Limitations to consider
Important limitations temper causal inference. The NTDB relies on registry fields and clinical documentation; ARDS ascertainment was not necessarily standardized to the Berlin definition across centers or over time. The inclusion criterion of MV ≥2 days may introduce selection bias by excluding rapidly improving or early dying patients. Residual confounding is likely, particularly for unmeasured physiologic variables (ventilator settings, PaO2/FiO2 ratios, fluid balance) and illness severity metrics not uniformly captured. Temporal changes in diagnostic coding and center participation could influence trends. Finally, causality between transfusion volumes and ARDS cannot be established in this observational design.

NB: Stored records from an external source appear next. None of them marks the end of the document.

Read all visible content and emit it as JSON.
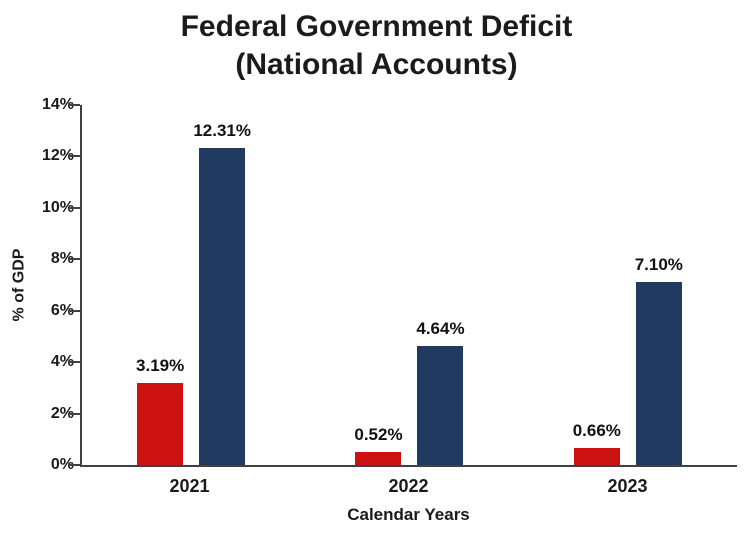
{
  "title": {
    "line1": "Federal Government Deficit",
    "line2": "(National Accounts)"
  },
  "chart_data": {
    "type": "bar",
    "categories": [
      "2021",
      "2022",
      "2023"
    ],
    "series": [
      {
        "name": "red-series",
        "color": "#cc1111",
        "values": [
          3.19,
          0.52,
          0.66
        ],
        "labels": [
          "3.19%",
          "0.52%",
          "0.66%"
        ]
      },
      {
        "name": "navy-series",
        "color": "#203a60",
        "values": [
          12.31,
          4.64,
          7.1
        ],
        "labels": [
          "12.31%",
          "4.64%",
          "7.10%"
        ]
      }
    ],
    "xlabel": "Calendar Years",
    "ylabel": "% of GDP",
    "ylim": [
      0,
      14
    ],
    "yticks": [
      "0%",
      "2%",
      "4%",
      "6%",
      "8%",
      "10%",
      "12%",
      "14%"
    ],
    "grid": "off",
    "legend": "none",
    "axis_color": "#404040"
  }
}
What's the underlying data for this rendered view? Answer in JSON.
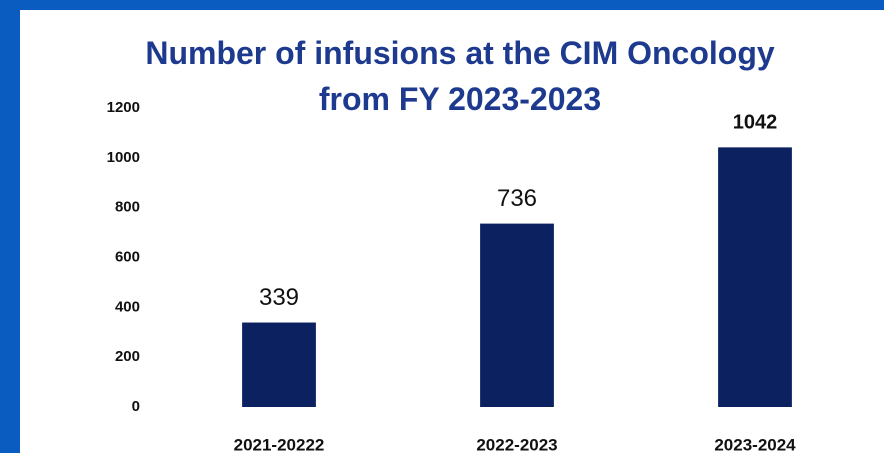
{
  "chart_data": {
    "type": "bar",
    "title": "Number of infusions at the CIM Oncology from FY 2023-2023",
    "categories": [
      "2021-20222",
      "2022-2023",
      "2023-2024"
    ],
    "values": [
      339,
      736,
      1042
    ],
    "color": "#0b2160",
    "ylim": [
      0,
      1200
    ],
    "yticks": [
      0,
      200,
      400,
      600,
      800,
      1000,
      1200
    ],
    "grid": false
  }
}
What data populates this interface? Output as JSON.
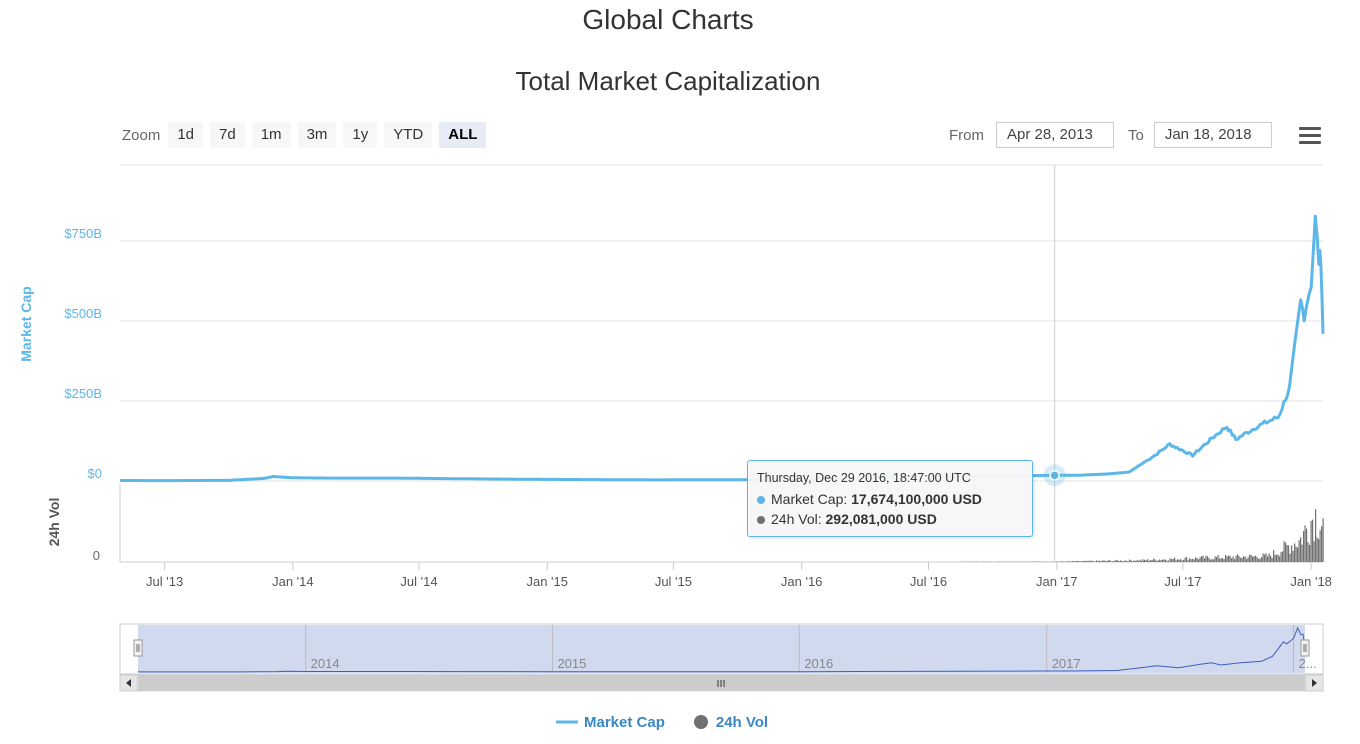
{
  "page": {
    "title": "Global Charts"
  },
  "toolbar": {
    "zoom_label": "Zoom",
    "zoom_buttons": [
      "1d",
      "7d",
      "1m",
      "3m",
      "1y",
      "YTD",
      "ALL"
    ],
    "active_zoom": "ALL",
    "from_label": "From",
    "from_value": "Apr 28, 2013",
    "to_label": "To",
    "to_value": "Jan 18, 2018",
    "menu_icon": "hamburger-menu-icon"
  },
  "tooltip": {
    "date": "Thursday, Dec 29 2016, 18:47:00 UTC",
    "market_cap_label": "Market Cap:",
    "market_cap_value": "17,674,100,000 USD",
    "volume_label": "24h Vol:",
    "volume_value": "292,081,000 USD"
  },
  "colors": {
    "market_cap": "#5cb6e8",
    "volume": "#707070",
    "navigator_fill": "#d0d9ee",
    "navigator_line": "#3b5fbf",
    "grid": "#e6e6e6"
  },
  "chart_data": {
    "type": "line",
    "title": "Total Market Capitalization",
    "x_range": [
      "2013-04-28",
      "2018-01-18"
    ],
    "x_ticks": [
      "Jul '13",
      "Jan '14",
      "Jul '14",
      "Jan '15",
      "Jul '15",
      "Jan '16",
      "Jul '16",
      "Jan '17",
      "Jul '17",
      "Jan '18"
    ],
    "y_axis": {
      "label": "Market Cap",
      "unit": "USD billions",
      "ticks": [
        "$0",
        "$250B",
        "$500B",
        "$750B"
      ],
      "range": [
        0,
        1000
      ]
    },
    "volume_axis": {
      "label": "24h Vol",
      "ticks": [
        "0"
      ]
    },
    "series": [
      {
        "name": "Market Cap",
        "unit": "USD billions",
        "x": [
          "2013-04-28",
          "2013-07-01",
          "2013-10-01",
          "2013-11-20",
          "2013-12-04",
          "2014-01-01",
          "2014-03-01",
          "2014-06-01",
          "2014-09-01",
          "2015-01-01",
          "2015-06-01",
          "2015-10-01",
          "2016-01-01",
          "2016-06-01",
          "2016-12-29",
          "2017-02-01",
          "2017-03-15",
          "2017-04-15",
          "2017-05-25",
          "2017-06-12",
          "2017-07-15",
          "2017-08-15",
          "2017-09-02",
          "2017-09-15",
          "2017-10-15",
          "2017-11-15",
          "2017-12-01",
          "2017-12-17",
          "2017-12-22",
          "2018-01-01",
          "2018-01-07",
          "2018-01-12",
          "2018-01-15",
          "2018-01-18"
        ],
        "values": [
          1.6,
          1.2,
          2.0,
          8,
          14,
          10,
          9,
          9,
          7,
          5,
          3.5,
          4,
          6,
          12,
          17.7,
          18,
          22,
          28,
          85,
          115,
          80,
          140,
          170,
          130,
          170,
          200,
          290,
          560,
          520,
          620,
          815,
          690,
          700,
          460
        ]
      },
      {
        "name": "24h Vol",
        "unit": "USD billions",
        "x": [
          "2013-04-28",
          "2016-01-01",
          "2016-12-29",
          "2017-05-01",
          "2017-08-01",
          "2017-11-01",
          "2017-12-15",
          "2018-01-05",
          "2018-01-18"
        ],
        "values": [
          0.01,
          0.05,
          0.29,
          1.5,
          3.5,
          5,
          18,
          40,
          30
        ],
        "range": [
          0,
          50
        ]
      }
    ],
    "navigator": {
      "labels": [
        "2014",
        "2015",
        "2016",
        "2017",
        "2..."
      ]
    },
    "legend": [
      "Market Cap",
      "24h Vol"
    ],
    "legend_position": "bottom-center",
    "crosshair": "2016-12-29"
  }
}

Clinical and research implications
The analysis supports targeted, implementable strategies to reduce ARDS‑related mortality in trauma populations:
- Prioritize sepsis prevention and early recognition; aggressive source control and adherence to sepsis bundles may reduce ARDS risk and mortality.

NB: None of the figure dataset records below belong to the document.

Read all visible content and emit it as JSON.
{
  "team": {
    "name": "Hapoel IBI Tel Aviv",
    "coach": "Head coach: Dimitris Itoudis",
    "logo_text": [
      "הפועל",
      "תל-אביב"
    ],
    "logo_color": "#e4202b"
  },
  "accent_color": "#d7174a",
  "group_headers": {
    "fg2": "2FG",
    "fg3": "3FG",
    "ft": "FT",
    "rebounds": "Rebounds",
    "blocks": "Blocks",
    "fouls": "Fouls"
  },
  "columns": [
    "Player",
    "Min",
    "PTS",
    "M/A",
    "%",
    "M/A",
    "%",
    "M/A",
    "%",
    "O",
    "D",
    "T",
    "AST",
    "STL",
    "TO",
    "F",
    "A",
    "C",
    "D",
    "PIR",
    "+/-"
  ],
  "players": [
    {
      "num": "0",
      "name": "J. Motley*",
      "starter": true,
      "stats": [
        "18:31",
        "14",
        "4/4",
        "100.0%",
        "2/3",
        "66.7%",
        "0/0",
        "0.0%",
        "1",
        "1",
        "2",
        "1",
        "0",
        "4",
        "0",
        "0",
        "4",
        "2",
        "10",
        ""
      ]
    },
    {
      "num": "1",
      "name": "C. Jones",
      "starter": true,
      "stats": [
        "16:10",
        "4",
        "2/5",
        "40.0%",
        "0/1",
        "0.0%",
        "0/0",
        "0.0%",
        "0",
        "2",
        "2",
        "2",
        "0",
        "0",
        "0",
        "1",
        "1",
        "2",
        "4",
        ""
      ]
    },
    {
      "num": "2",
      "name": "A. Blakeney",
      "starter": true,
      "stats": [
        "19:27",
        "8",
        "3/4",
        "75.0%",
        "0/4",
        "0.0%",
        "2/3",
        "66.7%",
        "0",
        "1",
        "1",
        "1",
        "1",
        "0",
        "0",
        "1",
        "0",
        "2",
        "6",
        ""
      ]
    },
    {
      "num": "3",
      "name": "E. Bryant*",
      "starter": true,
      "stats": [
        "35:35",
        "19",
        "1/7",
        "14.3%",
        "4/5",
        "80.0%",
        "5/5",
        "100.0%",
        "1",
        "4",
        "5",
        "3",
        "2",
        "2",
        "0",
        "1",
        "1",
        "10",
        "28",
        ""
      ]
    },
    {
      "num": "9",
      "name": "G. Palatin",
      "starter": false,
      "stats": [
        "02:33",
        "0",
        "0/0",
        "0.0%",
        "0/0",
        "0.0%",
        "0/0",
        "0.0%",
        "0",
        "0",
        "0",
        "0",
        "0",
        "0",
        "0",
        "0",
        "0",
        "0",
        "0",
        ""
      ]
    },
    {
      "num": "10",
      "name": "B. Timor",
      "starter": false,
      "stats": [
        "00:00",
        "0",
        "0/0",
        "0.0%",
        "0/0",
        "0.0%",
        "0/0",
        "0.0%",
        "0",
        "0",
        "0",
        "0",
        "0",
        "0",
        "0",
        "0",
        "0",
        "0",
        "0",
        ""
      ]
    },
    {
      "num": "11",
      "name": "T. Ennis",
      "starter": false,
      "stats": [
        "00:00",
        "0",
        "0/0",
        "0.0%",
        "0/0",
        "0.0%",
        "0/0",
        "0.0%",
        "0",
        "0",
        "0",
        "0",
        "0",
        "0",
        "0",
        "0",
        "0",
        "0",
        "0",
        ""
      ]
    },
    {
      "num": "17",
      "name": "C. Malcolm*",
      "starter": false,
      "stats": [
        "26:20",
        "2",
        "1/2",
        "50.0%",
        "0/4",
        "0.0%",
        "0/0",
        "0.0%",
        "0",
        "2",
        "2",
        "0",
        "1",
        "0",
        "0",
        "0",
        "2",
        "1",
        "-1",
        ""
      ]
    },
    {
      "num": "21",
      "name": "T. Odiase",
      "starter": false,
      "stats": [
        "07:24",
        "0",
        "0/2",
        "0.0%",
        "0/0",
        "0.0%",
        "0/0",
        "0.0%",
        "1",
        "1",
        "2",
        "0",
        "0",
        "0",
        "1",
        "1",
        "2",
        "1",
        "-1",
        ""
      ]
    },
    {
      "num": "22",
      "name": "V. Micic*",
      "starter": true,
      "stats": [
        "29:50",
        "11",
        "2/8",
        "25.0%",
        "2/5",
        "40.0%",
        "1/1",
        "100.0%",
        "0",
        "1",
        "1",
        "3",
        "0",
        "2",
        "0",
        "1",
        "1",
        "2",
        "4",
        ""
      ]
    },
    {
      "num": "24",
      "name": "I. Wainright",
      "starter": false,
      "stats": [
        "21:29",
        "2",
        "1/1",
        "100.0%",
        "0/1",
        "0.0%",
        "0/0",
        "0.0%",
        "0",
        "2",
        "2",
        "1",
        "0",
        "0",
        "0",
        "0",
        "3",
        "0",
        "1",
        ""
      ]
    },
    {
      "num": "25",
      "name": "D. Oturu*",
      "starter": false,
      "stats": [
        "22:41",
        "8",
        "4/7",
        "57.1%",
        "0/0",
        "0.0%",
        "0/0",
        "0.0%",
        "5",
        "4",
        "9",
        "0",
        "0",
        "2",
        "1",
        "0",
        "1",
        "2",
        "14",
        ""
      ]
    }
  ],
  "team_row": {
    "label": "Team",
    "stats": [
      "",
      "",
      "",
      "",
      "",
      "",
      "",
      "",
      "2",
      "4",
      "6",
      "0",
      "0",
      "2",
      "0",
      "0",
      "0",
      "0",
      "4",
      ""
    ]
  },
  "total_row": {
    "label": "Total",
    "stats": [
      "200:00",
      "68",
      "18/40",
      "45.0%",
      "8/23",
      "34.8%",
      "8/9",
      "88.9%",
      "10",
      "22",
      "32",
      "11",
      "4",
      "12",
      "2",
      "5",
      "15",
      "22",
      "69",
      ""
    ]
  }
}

- Maintain robust VAP prevention programs (e.g., ventilator bundles, subglottic secretion drainage) given the strong association between VAP and ARDS.
- Continued adherence to lung‑protective ventilation strategies and conservative fluid management where clinically feasible.

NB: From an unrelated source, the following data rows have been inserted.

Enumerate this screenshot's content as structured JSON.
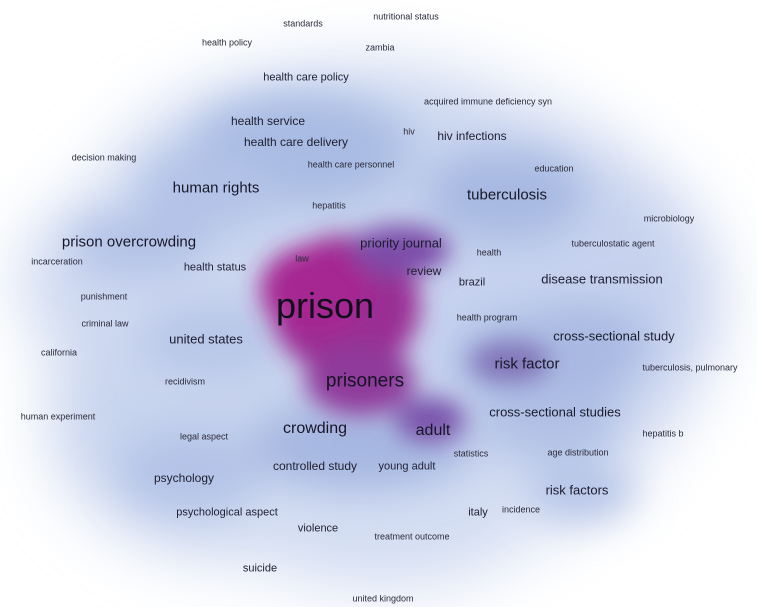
{
  "terms": {
    "prison": "prison",
    "prisoners": "prisoners",
    "adult": "adult",
    "crowding": "crowding",
    "risk_factor": "risk factor",
    "tuberculosis": "tuberculosis",
    "cross_sectional_study": "cross-sectional study",
    "cross_sectional_studies": "cross-sectional studies",
    "risk_factors": "risk factors",
    "disease_transmission": "disease transmission",
    "human_rights": "human rights",
    "prison_overcrowding": "prison overcrowding",
    "united_states": "united states",
    "priority_journal": "priority journal",
    "review": "review",
    "health_status": "health status",
    "health_service": "health service",
    "health_care_delivery": "health care delivery",
    "health_care_policy": "health care policy",
    "hiv_infections": "hiv infections",
    "controlled_study": "controlled study",
    "young_adult": "young adult",
    "psychology": "psychology",
    "psychological_aspect": "psychological aspect",
    "violence": "violence",
    "suicide": "suicide",
    "brazil": "brazil",
    "italy": "italy",
    "standards": "standards",
    "nutritional_status": "nutritional status",
    "health_policy": "health policy",
    "zambia": "zambia",
    "acquired_immune": "acquired immune deficiency syn",
    "hiv": "hiv",
    "decision_making": "decision making",
    "health_care_personnel": "health care personnel",
    "education": "education",
    "hepatitis": "hepatitis",
    "microbiology": "microbiology",
    "tuberculostatic_agent": "tuberculostatic agent",
    "health": "health",
    "law": "law",
    "incarceration": "incarceration",
    "punishment": "punishment",
    "criminal_law": "criminal law",
    "health_program": "health program",
    "california": "california",
    "tuberculosis_pulmonary": "tuberculosis, pulmonary",
    "recidivism": "recidivism",
    "human_experiment": "human experiment",
    "legal_aspect": "legal aspect",
    "hepatitis_b": "hepatitis b",
    "statistics": "statistics",
    "age_distribution": "age distribution",
    "incidence": "incidence",
    "treatment_outcome": "treatment outcome",
    "united_kingdom": "united kingdom"
  },
  "colors": {
    "density_low": "#c9d6ef",
    "density_mid": "#9fb2df",
    "density_high": "#8e1f8f",
    "label": "#1d1a2e"
  }
}
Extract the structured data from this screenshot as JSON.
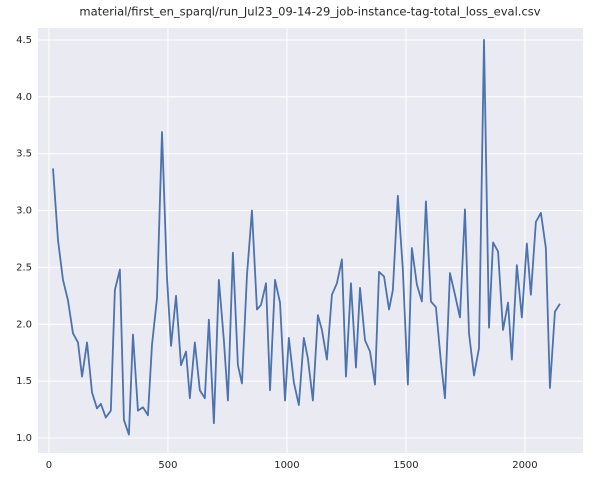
{
  "chart_data": {
    "type": "line",
    "title": "material/first_en_sparql/run_Jul23_09-14-29_job-instance-tag-total_loss_eval.csv",
    "x": [
      17,
      38,
      59,
      80,
      101,
      122,
      139,
      160,
      181,
      202,
      218,
      239,
      260,
      277,
      298,
      315,
      336,
      353,
      374,
      395,
      416,
      433,
      454,
      475,
      496,
      513,
      534,
      555,
      576,
      592,
      613,
      634,
      655,
      672,
      693,
      714,
      735,
      752,
      773,
      794,
      811,
      832,
      853,
      874,
      891,
      912,
      929,
      950,
      971,
      992,
      1008,
      1029,
      1050,
      1071,
      1088,
      1109,
      1130,
      1147,
      1168,
      1189,
      1210,
      1231,
      1248,
      1269,
      1290,
      1307,
      1328,
      1349,
      1370,
      1387,
      1408,
      1429,
      1445,
      1466,
      1487,
      1508,
      1525,
      1546,
      1567,
      1584,
      1605,
      1626,
      1647,
      1664,
      1685,
      1706,
      1727,
      1748,
      1765,
      1786,
      1807,
      1828,
      1849,
      1866,
      1887,
      1908,
      1929,
      1945,
      1966,
      1987,
      2008,
      2025,
      2046,
      2067,
      2088,
      2105,
      2126,
      2147
    ],
    "series": [
      {
        "color": "#4c72b0",
        "values": [
          3.37,
          2.74,
          2.39,
          2.21,
          1.92,
          1.84,
          1.54,
          1.84,
          1.4,
          1.26,
          1.3,
          1.18,
          1.24,
          2.3,
          2.48,
          1.16,
          1.03,
          1.91,
          1.24,
          1.27,
          1.2,
          1.82,
          2.23,
          3.69,
          2.41,
          1.81,
          2.25,
          1.64,
          1.76,
          1.35,
          1.84,
          1.42,
          1.35,
          2.04,
          1.13,
          2.39,
          1.86,
          1.33,
          2.63,
          1.64,
          1.48,
          2.43,
          3.0,
          2.13,
          2.17,
          2.36,
          1.42,
          2.39,
          2.19,
          1.33,
          1.88,
          1.49,
          1.29,
          1.88,
          1.7,
          1.33,
          2.08,
          1.95,
          1.69,
          2.26,
          2.36,
          2.57,
          1.54,
          2.36,
          1.62,
          2.32,
          1.86,
          1.76,
          1.47,
          2.46,
          2.42,
          2.13,
          2.3,
          3.13,
          2.48,
          1.47,
          2.67,
          2.35,
          2.2,
          3.08,
          2.2,
          2.15,
          1.67,
          1.35,
          2.45,
          2.26,
          2.06,
          3.01,
          1.92,
          1.55,
          1.79,
          4.5,
          1.97,
          2.72,
          2.64,
          1.95,
          2.19,
          1.69,
          2.52,
          2.06,
          2.71,
          2.26,
          2.9,
          2.98,
          2.67,
          1.44,
          2.11,
          2.18
        ]
      }
    ],
    "xlim": [
      -46,
      2244
    ],
    "xticks": [
      0,
      500,
      1000,
      1500,
      2000
    ],
    "ylim": [
      0.868,
      4.605
    ],
    "yticks": [
      {
        "value": 1,
        "label": "1.0"
      },
      1.5,
      {
        "value": 2,
        "label": "2.0"
      },
      2.5,
      {
        "value": 3,
        "label": "3.0"
      },
      3.5,
      {
        "value": 4,
        "label": "4.0"
      },
      4.5
    ],
    "grid": true,
    "background": "#eaeaf2"
  }
}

- Optimize transfusion practice: use balanced resuscitation protocols, minimize unnecessary plasma/platelet exposure, and implement hemovigilance measures.
- Develop regional care pathways to ensure timely access to high‑volume ARDS/ECMO centers and to disseminate PETAL‑network best practices.
Prospective studies should focus on mechanistic links between transfusion, inflammation, and lung injury; the impact of specific ventilator‑management protocols in trauma populations; and randomized or quasi‑experimental evaluation of system‑level interventions to reduce ARDS mortality.
Conclusion / Summary
This large NTDB cohort study (2007–2019) reports a marked decline in documented ARDS incidence among ventilated trauma patients but a paradoxical rise in crude ARDS mortality. ARDS independently predicted 30‑day in‑hospital death after adjustment for confounders. Key modifiable correlates include sepsis, VAP, AKI, and transfusion exposures; center characteristics and access to advanced support correlated with outcomes. These findings argue for intensified prevention efforts, optimization of transfusion and ventilator practices, and policies that promote rapid access to specialized ARDS care.
Funding and clinicaltrials.gov
Funding details and trial registration were not provided in the abstract. See the original publication for full disclosures.
References
1. Geng Z, Hynes AM, Moren AM, Christie JD, Mangalmurti NS, Li P, Gallagher JJ, Abella BS, Nam JJ, Schmulevich D, Nathens AB, Reilly PM, Zonies DH, Kaplan LJ, Cannon JW. Acute Respiratory Distress Syndrome in Trauma 2007-2019: Comprehensive Patient and Center-Level Retrospective Cohort Analysis. Crit Care Med. 2025 Nov 12. doi: 10.1097/CCM.0000000000006936. Epub ahead of print. PMID: 41222422.
2. Ranieri VM, Rubenfeld GD, Thompson BT, et al.; ARDS Definition Task Force. Acute respiratory distress syndrome: the Berlin Definition. JAMA. 2012;307(23):2526–2533.
3. Peek GJ, Mugford M, Tiruvoipati R, et al.; CESAR Trial Collaboration. Efficacy and economic assessment of conventional ventilatory support versus extracorporeal membrane oxygenation for severe adult respiratory failure (CESAR): a multicentre randomised controlled trial. Lancet. 2009;374(9698):1351–1363.
Additional relevant literature on transfusion‑related lung injury, ventilator bundles, and trauma resuscitation should be consulted for protocol development and local quality improvement initiatives.